Abstract

The airway of children is vital, but easily obstructed because it is narrow. Although there are many potential causes of upper airway obstruction (Table 1), a few diagnoses predominate. For example, in one study of 322 children presenting with stridor, 89% of cases were caused by croup, 8% by epiglottitis, and 2% by nonbacterial tracheitis.1 This review will cover these common airway infections as well as obstruction caused by inhalation of foreign bodies, spasmodic croup, and retropharyngeal abscess. Each of these diseases can progress to critical airway obstruction and hypoxia, causing organ damage or death. Individuals caring for children must be prepared to diagnose and treat airway emergencies expeditiously. Appropriate management of acute upper airway obstruction tests the organization of emergency care systems. Successful management of airway emergencies requires a team approach, including the skills of the primary physician and the staff of the emergency department, radiology department, and operating room (eg, anesthesiologist, otolaryngologist).
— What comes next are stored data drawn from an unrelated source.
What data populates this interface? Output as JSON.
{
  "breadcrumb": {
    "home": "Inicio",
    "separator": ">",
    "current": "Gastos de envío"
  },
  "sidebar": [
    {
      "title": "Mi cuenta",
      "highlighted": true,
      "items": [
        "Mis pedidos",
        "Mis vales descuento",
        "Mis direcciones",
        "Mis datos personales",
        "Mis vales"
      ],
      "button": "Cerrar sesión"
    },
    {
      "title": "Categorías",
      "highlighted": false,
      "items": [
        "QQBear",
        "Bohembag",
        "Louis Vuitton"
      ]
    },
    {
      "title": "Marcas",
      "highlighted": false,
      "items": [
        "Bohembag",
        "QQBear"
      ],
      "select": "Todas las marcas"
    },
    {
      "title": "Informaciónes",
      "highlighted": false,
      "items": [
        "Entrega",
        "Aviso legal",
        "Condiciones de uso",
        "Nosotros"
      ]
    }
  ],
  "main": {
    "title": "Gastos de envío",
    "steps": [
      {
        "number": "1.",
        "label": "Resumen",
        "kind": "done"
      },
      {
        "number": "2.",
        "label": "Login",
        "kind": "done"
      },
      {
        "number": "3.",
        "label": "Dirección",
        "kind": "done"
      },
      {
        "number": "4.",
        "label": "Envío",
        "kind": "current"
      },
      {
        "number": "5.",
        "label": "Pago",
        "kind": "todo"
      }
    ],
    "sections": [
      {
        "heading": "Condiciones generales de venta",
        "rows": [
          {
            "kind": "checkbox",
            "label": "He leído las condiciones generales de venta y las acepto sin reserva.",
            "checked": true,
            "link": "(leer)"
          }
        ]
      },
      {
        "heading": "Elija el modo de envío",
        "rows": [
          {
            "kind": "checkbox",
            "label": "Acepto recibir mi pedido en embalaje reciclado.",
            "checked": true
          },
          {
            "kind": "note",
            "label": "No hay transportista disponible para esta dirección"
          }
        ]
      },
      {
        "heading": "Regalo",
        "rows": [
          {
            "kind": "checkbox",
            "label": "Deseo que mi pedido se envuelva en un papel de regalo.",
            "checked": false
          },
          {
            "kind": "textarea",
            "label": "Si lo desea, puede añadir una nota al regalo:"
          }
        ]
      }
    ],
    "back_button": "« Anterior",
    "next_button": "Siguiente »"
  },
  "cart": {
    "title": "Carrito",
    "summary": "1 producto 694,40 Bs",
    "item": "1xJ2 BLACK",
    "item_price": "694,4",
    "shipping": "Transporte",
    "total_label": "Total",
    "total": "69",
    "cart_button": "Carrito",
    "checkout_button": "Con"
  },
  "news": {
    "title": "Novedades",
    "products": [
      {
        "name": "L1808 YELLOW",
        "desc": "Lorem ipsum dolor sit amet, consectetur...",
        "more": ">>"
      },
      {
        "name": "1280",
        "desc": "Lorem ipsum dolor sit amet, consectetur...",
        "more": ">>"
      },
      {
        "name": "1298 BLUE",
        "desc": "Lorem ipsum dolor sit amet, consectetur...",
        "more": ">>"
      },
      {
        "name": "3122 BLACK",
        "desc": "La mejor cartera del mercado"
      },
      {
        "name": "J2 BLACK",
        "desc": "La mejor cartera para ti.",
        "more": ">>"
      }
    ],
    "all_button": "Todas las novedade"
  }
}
Management of these cases can be anticipated, and prospective protocols can and should be established. Regional intensive care units, transport teams, emergency room personnel, primary care physicians, anesthesiologists, and otolaryngologists can agree on a prospective management scheme such as that outlined in Table 2. The issue of airway protection prior to or during transport to a tertiary care institution is controversial.